How to Use Your Immune System to Stay Healthy
When the Immune System Breaks Down continued...
Nor can your body fight off every invader. Despite its marvels, the immune system does break down from time to time, says Polsky. “There are diseases that we have no control over, but lifestyle aspects are very, very important,” he tells WebMD.
Not eating healthily, being sedentary, not getting enough sleep, and being under chronic stress can all contribute to a weak immune system. When your immune system is depleted, bacteria, viruses, or toxins can overwhelm the body. The result? You get sick.
Building Healthy Immunity
There’s no single pill or supplement you can take to boost your immune system. Instead, adopting these healthy living habits can help improve your immunity for a lifetime.

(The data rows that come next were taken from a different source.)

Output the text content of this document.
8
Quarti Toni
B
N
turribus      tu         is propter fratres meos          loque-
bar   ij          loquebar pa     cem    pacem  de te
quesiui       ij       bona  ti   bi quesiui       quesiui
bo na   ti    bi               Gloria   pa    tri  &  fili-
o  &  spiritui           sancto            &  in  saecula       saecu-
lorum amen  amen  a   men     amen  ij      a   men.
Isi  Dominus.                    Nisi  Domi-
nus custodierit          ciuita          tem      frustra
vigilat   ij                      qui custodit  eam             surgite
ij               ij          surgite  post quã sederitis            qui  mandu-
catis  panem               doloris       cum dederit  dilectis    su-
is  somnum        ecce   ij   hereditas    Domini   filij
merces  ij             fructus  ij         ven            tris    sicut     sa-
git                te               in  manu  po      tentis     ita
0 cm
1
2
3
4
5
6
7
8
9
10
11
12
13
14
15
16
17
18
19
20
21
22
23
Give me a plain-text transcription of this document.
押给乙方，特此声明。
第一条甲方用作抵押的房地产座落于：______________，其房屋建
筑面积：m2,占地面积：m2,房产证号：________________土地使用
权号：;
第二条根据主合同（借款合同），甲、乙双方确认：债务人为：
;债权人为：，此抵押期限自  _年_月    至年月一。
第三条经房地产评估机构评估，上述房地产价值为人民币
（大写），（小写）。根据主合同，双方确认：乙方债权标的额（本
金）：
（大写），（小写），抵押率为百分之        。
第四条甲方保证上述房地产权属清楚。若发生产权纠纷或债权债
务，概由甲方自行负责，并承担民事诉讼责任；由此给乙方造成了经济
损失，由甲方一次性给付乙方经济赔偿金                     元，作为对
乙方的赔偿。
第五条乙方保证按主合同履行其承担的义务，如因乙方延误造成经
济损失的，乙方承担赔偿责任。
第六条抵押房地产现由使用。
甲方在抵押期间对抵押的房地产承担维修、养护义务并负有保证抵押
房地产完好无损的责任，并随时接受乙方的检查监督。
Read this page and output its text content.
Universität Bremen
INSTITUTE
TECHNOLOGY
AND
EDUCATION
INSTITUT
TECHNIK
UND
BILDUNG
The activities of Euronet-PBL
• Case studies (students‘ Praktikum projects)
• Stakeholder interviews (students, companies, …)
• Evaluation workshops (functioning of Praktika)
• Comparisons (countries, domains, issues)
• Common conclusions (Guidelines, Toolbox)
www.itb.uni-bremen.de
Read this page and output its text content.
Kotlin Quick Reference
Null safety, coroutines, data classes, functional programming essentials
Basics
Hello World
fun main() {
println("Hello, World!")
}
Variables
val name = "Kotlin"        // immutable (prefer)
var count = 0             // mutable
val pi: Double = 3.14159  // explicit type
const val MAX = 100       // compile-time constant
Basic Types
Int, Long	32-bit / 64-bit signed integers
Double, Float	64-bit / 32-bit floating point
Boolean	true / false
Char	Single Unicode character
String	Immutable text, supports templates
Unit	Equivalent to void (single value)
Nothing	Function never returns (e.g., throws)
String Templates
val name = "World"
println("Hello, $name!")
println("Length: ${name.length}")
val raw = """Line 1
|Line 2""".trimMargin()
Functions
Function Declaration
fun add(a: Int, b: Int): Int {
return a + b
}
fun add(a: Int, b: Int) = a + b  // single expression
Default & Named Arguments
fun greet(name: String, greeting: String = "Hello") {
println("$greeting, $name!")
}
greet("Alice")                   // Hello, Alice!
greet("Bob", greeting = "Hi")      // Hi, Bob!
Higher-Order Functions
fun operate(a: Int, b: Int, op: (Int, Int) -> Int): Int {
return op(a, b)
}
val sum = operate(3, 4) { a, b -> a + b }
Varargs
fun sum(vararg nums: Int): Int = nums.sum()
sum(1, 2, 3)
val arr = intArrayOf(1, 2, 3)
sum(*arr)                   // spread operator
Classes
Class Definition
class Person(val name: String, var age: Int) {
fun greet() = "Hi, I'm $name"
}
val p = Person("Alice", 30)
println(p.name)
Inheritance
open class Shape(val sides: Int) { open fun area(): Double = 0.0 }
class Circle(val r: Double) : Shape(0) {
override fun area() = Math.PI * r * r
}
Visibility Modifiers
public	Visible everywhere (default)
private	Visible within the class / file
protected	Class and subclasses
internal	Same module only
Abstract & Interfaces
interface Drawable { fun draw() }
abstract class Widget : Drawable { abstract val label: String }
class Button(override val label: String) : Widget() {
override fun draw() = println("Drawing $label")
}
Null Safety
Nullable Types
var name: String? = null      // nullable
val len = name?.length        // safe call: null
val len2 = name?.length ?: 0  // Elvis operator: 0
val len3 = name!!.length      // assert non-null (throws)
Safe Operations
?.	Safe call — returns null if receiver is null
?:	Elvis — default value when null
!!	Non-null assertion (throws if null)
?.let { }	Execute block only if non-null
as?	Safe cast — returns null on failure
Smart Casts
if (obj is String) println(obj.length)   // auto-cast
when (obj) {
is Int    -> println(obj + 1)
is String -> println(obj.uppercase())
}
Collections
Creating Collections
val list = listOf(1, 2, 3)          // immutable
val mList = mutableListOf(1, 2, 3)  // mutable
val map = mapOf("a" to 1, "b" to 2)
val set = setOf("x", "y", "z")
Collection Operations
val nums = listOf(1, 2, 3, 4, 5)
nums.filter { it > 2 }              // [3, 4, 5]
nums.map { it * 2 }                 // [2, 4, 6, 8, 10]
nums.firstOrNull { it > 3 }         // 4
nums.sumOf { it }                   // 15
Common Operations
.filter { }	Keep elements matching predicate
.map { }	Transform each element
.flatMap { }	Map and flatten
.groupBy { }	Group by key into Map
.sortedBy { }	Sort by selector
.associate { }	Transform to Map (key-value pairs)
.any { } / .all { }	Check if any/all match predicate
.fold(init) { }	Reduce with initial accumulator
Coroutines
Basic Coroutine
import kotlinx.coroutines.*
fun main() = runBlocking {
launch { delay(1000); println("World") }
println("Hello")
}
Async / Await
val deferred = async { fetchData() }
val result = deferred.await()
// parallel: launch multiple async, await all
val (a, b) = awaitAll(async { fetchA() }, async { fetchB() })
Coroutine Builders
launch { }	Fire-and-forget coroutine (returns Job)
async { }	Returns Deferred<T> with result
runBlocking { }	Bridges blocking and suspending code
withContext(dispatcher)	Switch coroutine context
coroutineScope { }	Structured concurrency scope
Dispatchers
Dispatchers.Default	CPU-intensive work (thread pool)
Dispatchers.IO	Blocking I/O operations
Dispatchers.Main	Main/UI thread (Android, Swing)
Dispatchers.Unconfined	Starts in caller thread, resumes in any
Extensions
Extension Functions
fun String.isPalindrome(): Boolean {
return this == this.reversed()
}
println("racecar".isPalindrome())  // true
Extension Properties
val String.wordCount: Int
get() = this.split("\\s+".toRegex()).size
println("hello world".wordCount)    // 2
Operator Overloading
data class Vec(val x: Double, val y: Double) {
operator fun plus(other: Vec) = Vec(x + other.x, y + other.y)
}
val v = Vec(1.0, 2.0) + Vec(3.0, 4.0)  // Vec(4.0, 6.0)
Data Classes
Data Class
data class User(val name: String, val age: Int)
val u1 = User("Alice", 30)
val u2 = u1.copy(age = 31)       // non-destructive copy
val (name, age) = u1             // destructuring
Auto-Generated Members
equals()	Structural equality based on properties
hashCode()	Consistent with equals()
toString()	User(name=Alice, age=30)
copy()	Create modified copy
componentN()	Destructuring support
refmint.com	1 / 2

Go for a walk: Sitting around not only can leave you feeling sluggish, it also can make your immune system sluggish. Exercise, on the other hand, helps boost immunity.
“We know exercise is good for immune function,” says Polsky. The good news, he says, is that you don’t need elaborate exercise programs and personal trainers. “Even fast walking – getting your heart rate up for 20 minutes three times a week -- is associated with increased immune function,” Polsky tells WebMD.
Researchers aren’t sure exactly how exercise helps strengthen the immune system. Studies show that people who exercise have better-functioning white blood cells (the ones that help fight off infection) than people who don’t exercise.
Also, exercise is associated with the release of endorphins. “These are natural hormones that affect the brain in positive ways,” Polsky says. They ease pain and promote a sense of relaxation and well-being – all of which can help you de-stress and sleep better, which in turn improve immunity.
Eat a healthy diet: Proper nutrition is essential for your immune system to work well. A diet high in empty calories not only leads to weight gain, but it can leave you more prone to infections. Plus, being overweight is associated with a number of health problems that can also drag your immune system down.
“When the immune system is down, you want to avoid things like alcohol and sugar, especially because microbes love sugar,” says Stephen Sinatra, MD, a certified nutrition specialist and assistant clinical professor of medicine at the University of Connecticut School of Medicine.